Popular Mac drag-and-drop app Yoink received a substantial update on Monday that brings back a much-improved Yoink clipboard history widget with several highly configurable features.
For those unfamiliar with the app, Yoink aims to simplify the action of dragging and dropping files and app-content on the macOS desktop by providing a temporary place for files to be dragged to. Yoink's shelf fades in when you start a drag - either with files from Finder or app-content, like an image from a website - offering you a temporary place for your dragged files.
With files temporarily docked in the Yoink shelf and the cursor free, users can more easily navigate to the intended destination of files, which is handy when moving and copying files between different windows, Spaces, fullscreen apps, or devices via Handoff.

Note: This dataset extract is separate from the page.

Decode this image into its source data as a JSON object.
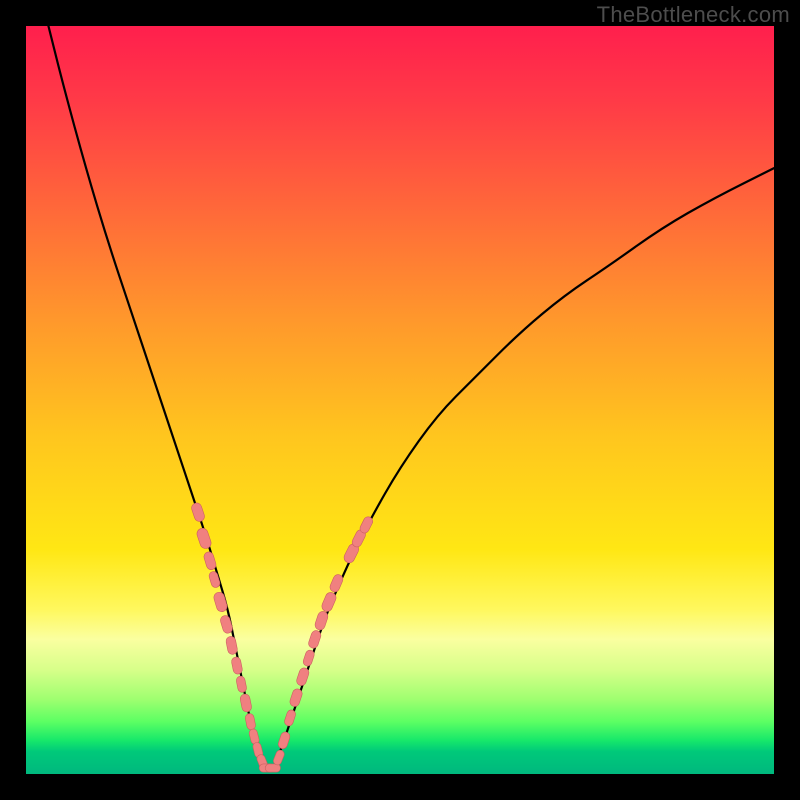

Today's v3.6.5 update brings back the defunct Objective-C based Yoink widget, only now written in Swift, offering previously unavailable functions. The widget comes in medium and large sizes, and provides quick access to Yoink's clipboard history, allowing users to select up to six previous copies of items in the medium widget and up to 12 in the larger one. Clicking an item in the widget copies it to the clipboard, ready for pasting elsewhere.
Yoink supports the use of up to three widgets simultaneously that can be configured to show the most recent copies, older copies, and oldest copies. So for example it's possible to have one large and one medium widget to show the last 18 copied items, or three large widgets to show the last 36 copied items.
Individual widgets can also be configured to show specific data types (images, text, links, or files), and each widget has a Pin feature that allows items to be pinned to the top so that it doesn't go away when other items populate the clipboard.
In addition, Yoink v3.6.5 comes with a clipboard history browser, where users can organize copied items with actions like pin, unpin, delete, send to Yoink, copy, and clear history.
In other changes, rather than a TIFF file, a PNG file is now created when pasting image data into Yoink. Yoink also transparently provides PNG and JPEG data when dragging out images of the types HEIC, HEIF or TIFF to broaden compatibility with other apps.
Yoink runs natively on Apple Silicon and Intel Macs, although note that this version of Yoink increases the minimum system requirements from macOS 10.10 Yosemite to macOS 10.12 Sierra. Yoink v3.6.5 is available on the Mac App Store as a $8.99 one-time purchase and updates are free to existing customers. Yoink is also available for iPad and iPhone.